Renee Destache, 12, of Appleton, Wis., a seventh-grader and a member of the Einstein Junior High School cadet band, has been playing the tenor saxophone for only six months, and she has already gotten results from it.
She took her sax along when she went with her parents recently to the family cottage at Lake Hilbert, Wis. for the weekend. She practiced inside the cottage as her father and a friend squatted in a duck blind 200 feet from the cottage's pier, blowing duck calls and attracting nothing.
At length Renee's mother, unwilling to hear a saxophone any longer, sent her outside. Renee went out to the end of the pier and began to practice there. Her father was about to shoo her away when five bluebills appeared over her head. The shotguns of Renee's father and his friend roared, and three of the bluebills dropped.
When informed of the incident, Renee's band director, Sam R. Ostwald, told her, "We'll have to have a talk about improving the musical quality of your tone." A few days later he told an interviewer, "She's getting better. I'm watching her closer now, and I've worked privately with her a few times."

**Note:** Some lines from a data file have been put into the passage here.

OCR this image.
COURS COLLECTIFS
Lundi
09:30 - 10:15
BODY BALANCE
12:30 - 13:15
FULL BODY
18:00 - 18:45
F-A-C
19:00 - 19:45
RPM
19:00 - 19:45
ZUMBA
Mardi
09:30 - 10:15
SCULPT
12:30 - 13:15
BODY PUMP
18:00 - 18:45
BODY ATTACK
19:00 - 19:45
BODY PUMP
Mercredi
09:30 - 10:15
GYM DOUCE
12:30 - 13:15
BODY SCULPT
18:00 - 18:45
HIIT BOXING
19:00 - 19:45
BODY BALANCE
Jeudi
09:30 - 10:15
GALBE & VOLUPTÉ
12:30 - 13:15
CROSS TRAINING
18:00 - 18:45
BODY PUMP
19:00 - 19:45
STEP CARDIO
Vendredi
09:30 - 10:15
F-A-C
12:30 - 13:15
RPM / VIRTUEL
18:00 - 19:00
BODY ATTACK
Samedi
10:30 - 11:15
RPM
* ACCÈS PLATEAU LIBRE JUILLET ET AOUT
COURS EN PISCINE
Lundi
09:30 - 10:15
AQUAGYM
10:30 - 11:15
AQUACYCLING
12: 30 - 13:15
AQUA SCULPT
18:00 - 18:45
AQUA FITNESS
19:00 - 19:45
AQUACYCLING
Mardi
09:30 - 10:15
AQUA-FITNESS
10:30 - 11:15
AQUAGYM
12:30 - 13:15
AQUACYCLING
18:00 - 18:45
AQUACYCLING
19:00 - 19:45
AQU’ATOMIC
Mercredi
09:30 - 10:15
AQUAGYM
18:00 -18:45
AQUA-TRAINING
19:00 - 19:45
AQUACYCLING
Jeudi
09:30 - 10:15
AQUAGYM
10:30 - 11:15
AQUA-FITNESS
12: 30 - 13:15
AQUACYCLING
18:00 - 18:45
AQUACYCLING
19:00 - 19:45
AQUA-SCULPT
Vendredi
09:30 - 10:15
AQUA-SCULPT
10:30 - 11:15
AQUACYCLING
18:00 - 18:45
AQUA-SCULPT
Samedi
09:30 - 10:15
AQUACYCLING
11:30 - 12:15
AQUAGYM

And probably ruined her for hunting.
A LITTLE TONE
Franklin Mieuli, owner of the San Francisco Warriors, says he wants to elevate NBA basketball, socially, above "the leaky-roof class." This Saturday night, then, before their game with the Lakers at the Cow Palace, the Warriors' fourth annual formal dinner will be held. Under ornate chandeliers, which Mieuli imported from Italy two summers ago while Rick Barry was negotiating his jump to Oakland, guests will dine on Japanese food at $25 per couple, for the benefit of a local charity. Dress will be black tie for the men and Japanese formal for the women, and among the guests will be the Warriors' wives. After dinner, basketball will be played.